When You Can't Convey Everything to Your Doctor in 15 Minutes
Fifteen minutes. We spend weeks upon weeks waiting and getting referrals for 15 minutes.
That’s our time cap.
I wait to get reacquainted with my old neurologist. I come prepared with charts and spreadsheets and medical records and my migraine journal.
I don’t want to spend my 15 minutes going over that information, because that information is what pushed me to have the appointment in the first place. That information will be read over after the appointment.
Fifteen minutes.
He wants to know how I’ve been.
Insert as much medical garbled history as I can remember and that seems relevant.
Let me break down the process I went through before quitting my job. Then the process before withdrawing from school.
Because, I’m here to talk about getting his approval for filling out disability paperwork. So, not being able to work or attend school seem like what I should focus on.
But I need to mention that I was denied Botox and SPG blocks.
But I need to mention I’ve started Aimovig and how that is going.
It has been four days…it isn’t really going.
But I should mention massage therapy. And my nightmare with the chiropractor that led to three months of physical therapy for my neck.
But. My 15 minutes is up.
I scramble as he’s prompting me to get up, saying we’ll have a follow up appointment in a month. I’m desperately looking at my sticky note trying to pick out what needs to be said still.
I remember to inform him that I had blood work for celiac testing so he should be on the lookout for those results.
And just like that, I’m scheduling my appointment for next month and I’m out the door.
Now lets just pause for a second.
In what world is 15 minutes an adequate amount of time for a follow-up appointment after an entire year, regarding a complex medical condition?
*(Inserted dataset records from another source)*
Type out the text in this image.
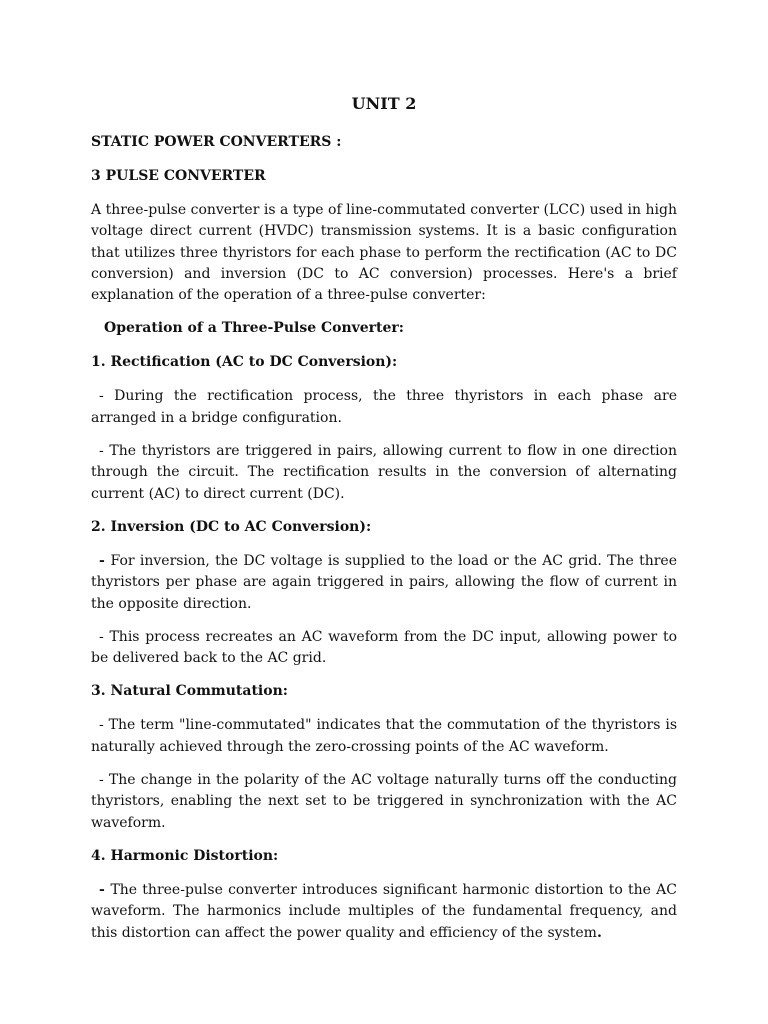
UNIT 2
STATIC POWER CONVERTERS :
3 PULSE CONVERTER

A three-pulse converter is a type of line-commutated converter (LCC) used in high voltage direct current (HVDC) transmission systems. It is a basic configuration that utilizes three thyristors for each phase to perform the rectification (AC to DC conversion) and inversion (DC to AC conversion) processes. Here's a brief explanation of the operation of a three-pulse converter:

Operation of a Three-Pulse Converter:
1. Rectification (AC to DC Conversion):

- During the rectification process, the three thyristors in each phase are arranged in a bridge configuration.

- The thyristors are triggered in pairs, allowing current to flow in one direction through the circuit. The rectification results in the conversion of alternating current (AC) to direct current (DC).

2. Inversion (DC to AC Conversion):

- For inversion, the DC voltage is supplied to the load or the AC grid. The three thyristors per phase are again triggered in pairs, allowing the flow of current in the opposite direction.

- This process recreates an AC waveform from the DC input, allowing power to be delivered back to the AC grid.

3. Natural Commutation:

- The term "line-commutated" indicates that the commutation of the thyristors is naturally achieved through the zero-crossing points of the AC waveform.

- The change in the polarity of the AC voltage naturally turns off the conducting thyristors, enabling the next set to be triggered in synchronization with the AC waveform.

4. Harmonic Distortion:

- The three-pulse converter introduces significant harmonic distortion to the AC waveform. The harmonics include multiples of the fundamental frequency, and this distortion can affect the power quality and efficiency of the system.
Apparently this world. But it isn’t.
Is it really such a hard thing to request that I don’t have to rush through my list of concerns?
Would it be difficult to not have to spend hours prior to my appointment narrowing down my list of concerns to a few key points?
How is that real medical care? Shouldn’t I get to touch on all of my concerns?
Where is the options to say, “Hey, I really need a 30 minute appointment.”
In the ideal world, this appointment would have gone much differently.
I would have been able to walk him through what happened when I went off my medication in January and February, which was the last time we talked when I reached him for advice on the matter, and discuss the struggles that occurred over the spring semester prior to seeing the headache specialist.
I’d get to go through how the medication overuse headache diagnosis and discuss the different meds that were tried and that the Naproxen I was given to replace my Fioricet, really didn’t work. But hey, I’ve successfully managed to dramatically reduce how often I was reaching for medication. Then I’d touch on how Botox and SPG were denied by insurance for various reasons.
After all of this, I’d be able to discuss massage therapy and my physical therapy and the concerns that came from each. I’m hoping to resume massage therapy here, but everything is so expensive it may take some time. But physical therapy brought up concerns regarding my spinal cord and there needs to be conversation about visiting a spine clinic or something of the sorts.
Finally, I’d describe how dramatically my migraines were interfering with my life and how most days, I can’t get out of bed, and if I do, I end up spending the day on my couch not doing much. Which brings me to the conversation about disability.
I almost cried in the office as he said that he didn’t think disability was an option. He was so goddamn optimistic about the new migraine drug and had high hopes for it working. He said I needed to fix my attitude on my condition and not lose hope.
I haven’t lost hope. I just recognize that I can’t work and I can’t go to school, and if disability can provide a small amount of income – that would be huge for me.
So. We had that conversation. He doesn’t believe its the right choice. Maybe he wants to pay my loans.
Some of these topics were touched on briefly. But what about the things that didn’t even make my final list?
I need a refill for my daily medication.
I’m interested in acupuncture and need to know if there’s something within my insurance’s network where I could go.
There’s a new pain clinic near me. I want to know if they at all deal with headaches and migraines.
Something needs to change with my medication. Maybe it is best to wait to see how this Aimovig works, but talking about a plan shouldn’t be out of the question.
I need more than 15 minutes. I need more than pure optimism when it comes to this new medication. I need to feel as if my doctor will stand behind my choices. I was once again confronted with the idea that I’m young and enthusiastic and have such a great mind that I deserve to be out able to use it.
Yeah sure, that is true, but shouldn’t I be the one deciding how I use it? This platform has provided so much for me. I’ve rediscovered this passion I’ve had for writing, and have found a way to put my words to use.
This is something I can do, even if I am unable to work in a “real job” – but aren’t there real writing jobs? People read books, so surely people must be writing them.
Yes I’d love to be a miracle case where this new drug fixes all my problems and gives me my life back. But, I shouldn’t be made to look stupid for accepting that I need to reconfigure my life to work alongside this condition in a way that I can still be happy and fulfilled.
Which is why I need more than 15 minutes. You can’t convey everything in 15 minutes.